In 2014 we celebrate the fifteenth International Migrant Workers’ Day (IMWD).
The United Nations Organisation declared 18 December as IMWD in 2000. Since then many states in the world, especially countries of origin, celebrate this day dedicated to migrant workers.
The great contribution of the migrant workers to the world economy is recognised and the United Nations emphasises the protection of their human rights.
Migrant remittances have made a great contribution to the foreign exchange in a country. According to the World Bank reports South Asian region receives USD 111 billion as remittances annually. At present the principle contributor to Sri Lanka’s foreign exchange is migrant remittances. It amounts to USD 7 billion per year. Consequently, specific steps have been taken in our country to provide a better future to migrant workers and to protect their rights. However, the discrimination and the suffering faced by the migrant workers have not ceased significantly. The plight of the women migrant workers is crucial in this context. In Sri Lanka, a majority of migrant workers are women who are mainly from rural areas. They are compelled to migrate for work to support their families who are affected by entrenched financial problems.
This year we celebrate the IMWD at a time the country is preparing for a presidential election. Although many migrant workers from other countries enjoy voting rights, Sri Lankan migrant worker community do not still have that privilege. Political parties and the politicians do not possess any inclination with regard to this idea and it is evident from their silence on the matter in terms of their manifestos and public speeches. In the previous elections also no candidate made any remark about ensuring voting rights of the migrant workers.
Universal Declaration of Human Rights (UDHR), International Covenant on Civil and Political Rights (ICCPR) and International Covenant on the Protection of Migrant Workers and their families (ICMW) have guaranteed the voting rights of migrant workers. But over a million of internal and external migrant workers of Sri Lanka have been deprived of their right to vote and select a leader of their choice despite their voting rights stipulated in ICMW, due to the lack of necessary legal and implementation framework put in place by the government.
Sri Lanka’s constitution stipulates voting rights to all the citizens through article 4 which mentions any citizen over 18 years of age is entitled to vote. However, there is no legal framework established according to the recent electoral laws to facilitate the migrant workers’ right to vote. Providing voting rights to the migrant workers who contribute immensely to the country’s economy is a state obligation; even by amending the electoral laws and introducing new laws. This large group of migrant workers entail a considerable percentage in the voting register. However, it is clear that none of the ruling governments so far have taken any interest in guaranteeing voting rights to the migrant workers.
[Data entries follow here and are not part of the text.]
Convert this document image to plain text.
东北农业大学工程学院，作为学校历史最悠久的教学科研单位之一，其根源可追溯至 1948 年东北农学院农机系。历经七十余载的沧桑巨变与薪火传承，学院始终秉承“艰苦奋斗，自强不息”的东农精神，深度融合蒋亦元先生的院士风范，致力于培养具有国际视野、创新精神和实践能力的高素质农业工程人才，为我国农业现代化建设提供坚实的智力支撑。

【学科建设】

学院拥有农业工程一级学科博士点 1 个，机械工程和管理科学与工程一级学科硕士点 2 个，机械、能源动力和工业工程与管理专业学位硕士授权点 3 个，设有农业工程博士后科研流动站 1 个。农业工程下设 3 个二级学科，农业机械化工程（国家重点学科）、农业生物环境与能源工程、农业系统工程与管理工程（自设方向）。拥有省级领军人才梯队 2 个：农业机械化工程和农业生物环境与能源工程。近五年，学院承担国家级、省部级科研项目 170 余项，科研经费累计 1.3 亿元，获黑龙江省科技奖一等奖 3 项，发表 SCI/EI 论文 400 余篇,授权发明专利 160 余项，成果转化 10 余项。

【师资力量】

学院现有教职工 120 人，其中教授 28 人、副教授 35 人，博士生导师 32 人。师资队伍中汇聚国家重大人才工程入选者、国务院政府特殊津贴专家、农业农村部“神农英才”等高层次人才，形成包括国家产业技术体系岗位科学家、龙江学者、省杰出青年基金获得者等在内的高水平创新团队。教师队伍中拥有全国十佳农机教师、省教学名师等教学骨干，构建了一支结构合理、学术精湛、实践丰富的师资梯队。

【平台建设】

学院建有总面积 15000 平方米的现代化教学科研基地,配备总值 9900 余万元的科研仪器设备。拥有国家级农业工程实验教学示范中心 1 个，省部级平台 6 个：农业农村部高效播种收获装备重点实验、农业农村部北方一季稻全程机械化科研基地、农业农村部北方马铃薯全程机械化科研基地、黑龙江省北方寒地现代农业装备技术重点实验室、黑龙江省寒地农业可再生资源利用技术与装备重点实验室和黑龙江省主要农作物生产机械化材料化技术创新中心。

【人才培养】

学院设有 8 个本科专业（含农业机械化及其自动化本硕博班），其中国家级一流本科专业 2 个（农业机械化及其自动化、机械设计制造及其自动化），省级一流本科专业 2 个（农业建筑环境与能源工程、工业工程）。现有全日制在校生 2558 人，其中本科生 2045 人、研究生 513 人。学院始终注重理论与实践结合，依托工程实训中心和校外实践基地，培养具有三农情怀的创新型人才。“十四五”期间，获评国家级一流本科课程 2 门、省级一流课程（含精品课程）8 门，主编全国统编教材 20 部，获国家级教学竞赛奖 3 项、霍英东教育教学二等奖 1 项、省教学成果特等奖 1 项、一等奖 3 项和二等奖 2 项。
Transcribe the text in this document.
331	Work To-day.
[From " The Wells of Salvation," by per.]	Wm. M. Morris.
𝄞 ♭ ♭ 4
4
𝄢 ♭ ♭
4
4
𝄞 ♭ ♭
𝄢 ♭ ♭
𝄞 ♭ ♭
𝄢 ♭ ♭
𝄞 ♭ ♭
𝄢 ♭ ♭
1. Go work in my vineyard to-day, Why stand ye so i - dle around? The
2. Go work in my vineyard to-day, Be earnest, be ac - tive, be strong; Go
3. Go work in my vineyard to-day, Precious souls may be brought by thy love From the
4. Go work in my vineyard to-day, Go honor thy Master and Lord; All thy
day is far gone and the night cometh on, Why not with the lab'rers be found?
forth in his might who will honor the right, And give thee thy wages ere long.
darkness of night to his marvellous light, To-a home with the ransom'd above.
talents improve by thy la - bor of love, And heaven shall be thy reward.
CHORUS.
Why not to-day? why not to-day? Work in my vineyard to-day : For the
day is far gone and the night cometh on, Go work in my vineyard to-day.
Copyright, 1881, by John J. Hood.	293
In the instance if the migrant workers are facilitated to vote at every opportunity to select their preferred leaders and the public representatives, political parties and the election candidates in Sri Lanka will have to take a vested interest in the status of the migrant workers. They will be compelled to address the issues of the migrant workers. On the other hand if migrant workers become empowered voters they will have an opportunity to intervene in the making of state policies concerning their rights. Apart from being entitled to their rights as workers, migrant workers will be able to ensure exercising their democratic right to choose preferred public representative. This will in turn guarantee migrant workers’ community the entitled participatory capacity in national policy making as well.
In order to facilitate the voting rights of migrant workers working abroad or within the country relevant laws could be introduced. It is our belief that electoral laws can be amended to facilitate these migrant workers to vote from the country or local area they live in. In this context, similar to the practice of other countries, postal votes or specific voting method could be used for this purpose. Sri Lankan embassies in the particular countries can be temporarily turned to polling booths for the migrant workers to use. Certain challenges inevitably could be expected in launching these steps. Other countries have already launched such processes and it could be useful for Sri Lanka to look at these best practices.
We from the ACTFORM network request to establish laws to grant voting rights to the migrant workers and take steps to set up practical and formal mechanism to implement the laws. This will ensure the basic democratic right of the migrant workers as well as the leaders selected to govern the country will also be compelled to look into the migrant issues.
In the present context of the nation preparing for the presidential election, we would like to request from the state policy makers and all the political parties, to commit to the protection of voting rights of over a million migrant workers, in complying with the international obligations; to facilitate migrant workers to exercise their vote in the country/local are they are working at the moment; to ensure migrant workers voting rights.
Let us ensure the voting rights of Sri Lankan migrant workers!